The discussion about email gets a bit more complicated when email is compared to RSS. First, while email is content sent out over an electronic communications system, RSS is a delivery method used for sending out blogs -- and a great many other things. Email travels the Internet by means of SMNP (Simple Mail Transfer Protocol), blogs via RSS (Really Simple Syndication). So to liken email to RSS is to compare apples to kiwis, they are not the same kind of fruit .
That comparison also doesn't do justice the growing importance of RSS as a new delivery mechanism for many kinds of content. RSS has been most associated with blogs whose use it fits ideally. Today RSS feeds alert readers when a new blog post is available. There is no time lost in hunting each site for an update. The use of RSS allows the recipient to follow a great many blogs, reading only those posts of interest.

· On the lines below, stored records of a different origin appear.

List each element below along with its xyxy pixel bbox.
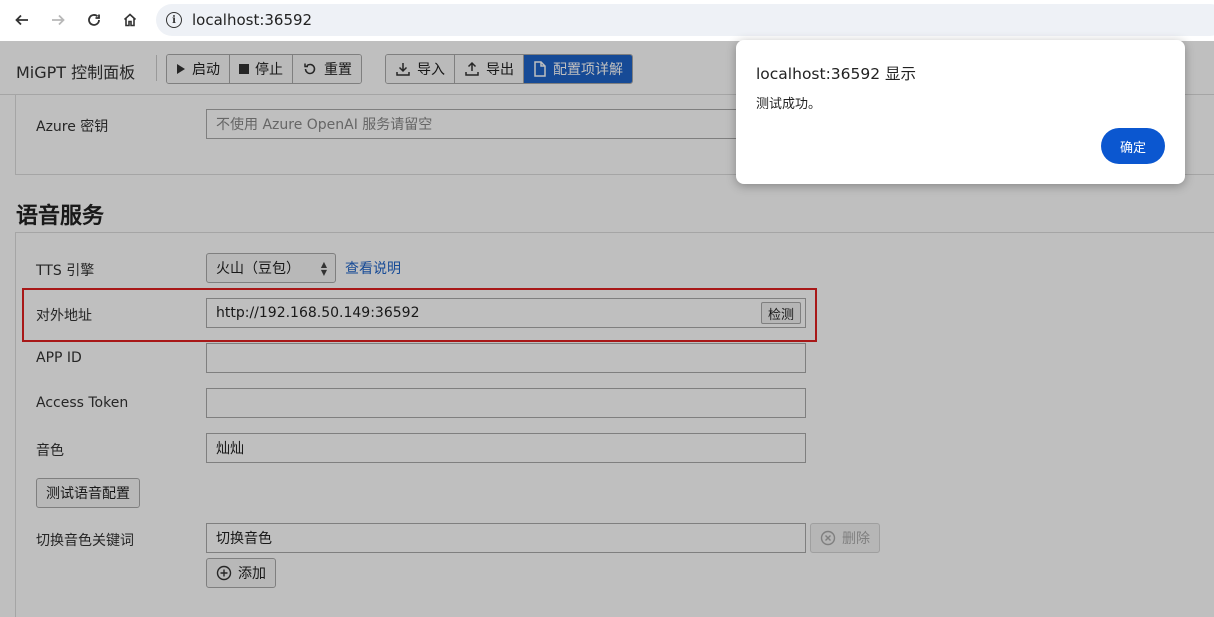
back-icon[interactable] — [7, 5, 37, 35]
dialog-title: localhost:36592 显示 — [756, 65, 917, 83]
alert-dialog: localhost:36592 显示 测试成功。 确定 — [736, 40, 1185, 184]
browser-toolbar: i localhost:36592 — [0, 0, 1214, 41]
dialog-ok-button[interactable]: 确定 — [1101, 128, 1165, 164]
reload-icon[interactable] — [79, 5, 109, 35]
forward-icon[interactable] — [43, 5, 73, 35]
url-text: localhost:36592 — [192, 11, 313, 29]
home-icon[interactable] — [115, 5, 145, 35]
dialog-message: 测试成功。 — [756, 97, 822, 112]
site-info-icon[interactable]: i — [166, 12, 182, 28]
address-bar[interactable]: i localhost:36592 — [156, 4, 1214, 36]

But this is just the tip of the iceberg. RSS is also ideal channel for sending out company news, a software update, or a security warning, and it will alert you when new information is in. You can then read what you have been sent at whatever time it is convenient. Because RSS is a "pull" medium, the reader can decide or not to pull the RSS feed in.
RSS also allows the reader to choose exactly the information he or she needs and not every piece of information published. An investor might order financial statements and business news, a distributor, information on a specific product or technology, and an editor, updates on information related to a region or application. RSS is a new electronic delivery system which offers convenience as well as choice.
As as important, RSS can be read by search engines and will effect a company's page rank or "findability" on Google, Yahoo, MSN or any other search engine. I can't overstate the importance of this last benefit as it is not one email shares -- and one which is often overlooked. When you send out a press release, product upgrade, security fix out via RSS search engines will be able to see and point readers to it. Thus, a release sent out over RSS has double value: There first time it is sent out as news and then on an ongoing basis by search engines that will point to the release again and again as the specific subject is searched.
So the discussion should not be about email versus RSS or content versus a delivery mechanism but rather what you can do with content over the Internet that you could never do before.